Over the past few quarters, Transocean's (NYSE:RIG) income statement has had more red ink on it than a college freshman's first paper. The massive buildup of new rigs coming to market combined with oil and gas producers slowing their desire to spend money on offshore drilling has led to dramatic drops in both Transocean's profits and its stock price. 

RIG Chart

RIG data by YCharts.

Woof.

While the financial numbers for Transocean have been ghastly as of late, all is not doom and gloom. Some of the things that have devastated the income statement have actually been good things over the long term. Let's take a look at how these seemingly bad events have actually led to more promising times, and what you should look for when the company reports earnings on Aug. 5.

OUCH!
Over the past several months, many of Transocean's moves have felt like ripping off a bunch of bandages all at once. Since September of last year, the company has taken $4.6 billion in income statement charges related to goodwill impairments and asset writedowns. These income statement charges have actually masked the fact that over this time frame, the company has remained EPS-positive and generated enough operational cash to cover its capital expenses. 

Also, in these past nine months or so, Transocean has identified 20 of its floating rigs to be sold off for parts and sent to the scrapyard. These have been very painful, but very important, steps for Transocean to prepare itself for the next several years in the offshore drilling space. 

Most of the rigs Transocean has decided to scrap are its older, less capable rigs. These rigs may still be able to get a contract, but having them available in an already oversupplied market reduces the chances of securing contracts for its newer rigs and drives down contract rates. So, pulling these off the market will help definitely help both Transocean and the entire industry in the long run.

More pain for future gain?
If you are concerned that earnings this quarter are going to take those massive hits like they have over the past several quarter, then this might put you at ease. The company currently carries no goodwill on its balance sheet, so there's no chance of another major impairment there. There will likely be some losses related to the scrapping of a few rigs in the quarter, but they certainly won't add up to what we've seen recently.

Development Driller

Transocean wants its future to look at lot more like this. Image source: U.S. Coast Guard.

Longer term, chances are good that Transocean is not done scrapping rigs. There are about 18 more rigs on Transocean's books considered lower-specification rigs that are more than 30 years old, but most are still working under contract. Once those contracts are up, though, it wouldn't be surprising if the company took these rigs off the market as well. 

If it were to do so, the company would actually be in pretty good shape from both a fleet and financial standpoint. The remaining floater fleet would all be either ultra-deepwater or harsh-environment capable, and only a few of them would be more than 15 years old. Furthermore, if we assume those older rigs will be taken off the market rather than marketed, then its existing fleet would have decent contract coverage through the end of 2016. 

Also, Transocean has managed to delay the delivery of two of its ultra-deepwater drillships out beyond 2019, which means all five newbuild ships set to hit the water in the next couple of years are already contracted out at quite favorable dayrates -- all five will get close to $520,000 per day for their services. 
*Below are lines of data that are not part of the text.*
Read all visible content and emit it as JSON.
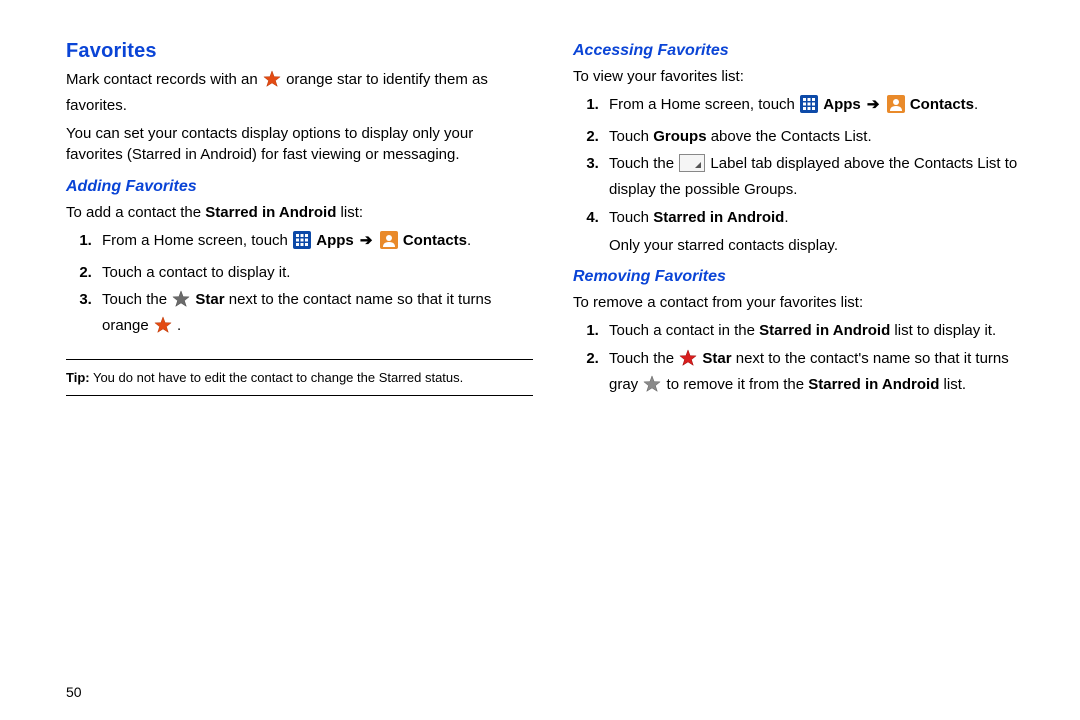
{
  "page_number": "50",
  "left": {
    "heading": "Favorites",
    "p1_a": "Mark contact records with an ",
    "p1_b": " orange star to identify them as favorites.",
    "p2": "You can set your contacts display options to display only your favorites (Starred in Android) for fast viewing or messaging.",
    "sub1": "Adding Favorites",
    "add_intro_a": "To add a contact the ",
    "add_intro_b": "Starred in Android",
    "add_intro_c": " list:",
    "s1_a": "From a Home screen, touch ",
    "s1_apps": "Apps",
    "s1_arrow": "➔",
    "s1_contacts": "Contacts",
    "s1_dot": ".",
    "s2": "Touch a contact to display it.",
    "s3_a": "Touch the ",
    "s3_star": "Star",
    "s3_b": " next to the contact name so that it turns orange ",
    "s3_dot": ".",
    "tip_label": "Tip:",
    "tip": " You do not have to edit the contact to change the Starred status."
  },
  "right": {
    "sub1": "Accessing Favorites",
    "acc_intro": "To view your favorites list:",
    "a1_a": "From a Home screen, touch ",
    "a1_apps": "Apps",
    "a1_arrow": "➔",
    "a1_contacts": "Contacts",
    "a1_dot": ".",
    "a2_a": "Touch ",
    "a2_b": "Groups",
    "a2_c": " above the Contacts List.",
    "a3_a": "Touch the ",
    "a3_b": " Label tab displayed above the Contacts List to display the possible Groups.",
    "a4_a": "Touch ",
    "a4_b": "Starred in Android",
    "a4_c": ".",
    "a4_note": "Only your starred contacts display.",
    "sub2": "Removing Favorites",
    "rem_intro": "To remove a contact from your favorites list:",
    "r1_a": "Touch a contact in the ",
    "r1_b": "Starred in Android",
    "r1_c": " list to display it.",
    "r2_a": "Touch the ",
    "r2_star": "Star",
    "r2_b": " next to the contact's name so that it turns gray ",
    "r2_c": " to remove it from the ",
    "r2_d": "Starred in Android",
    "r2_e": " list."
  }
}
Add all of these things together, and you have the makings of a company that has turned around from dead in the water just a year ago to smoother sailing ahead.

What a Fool believes
The market isn't likely to grant Transocean's stock favors any time soon. If the company does continue to pare down its fleet of older rigs, it will take some writedown charges that will impact the income statement and make quarterly numbers look weak for some time.

However, if you are looking for long-term signs that the company is making the right moves, watch to see if it does indeed unload those older rigs and focus on keeping its newer, higher-specification rigs employed. If it can do those two things over the next couple of years, then the pain today might be worth it tomorrow.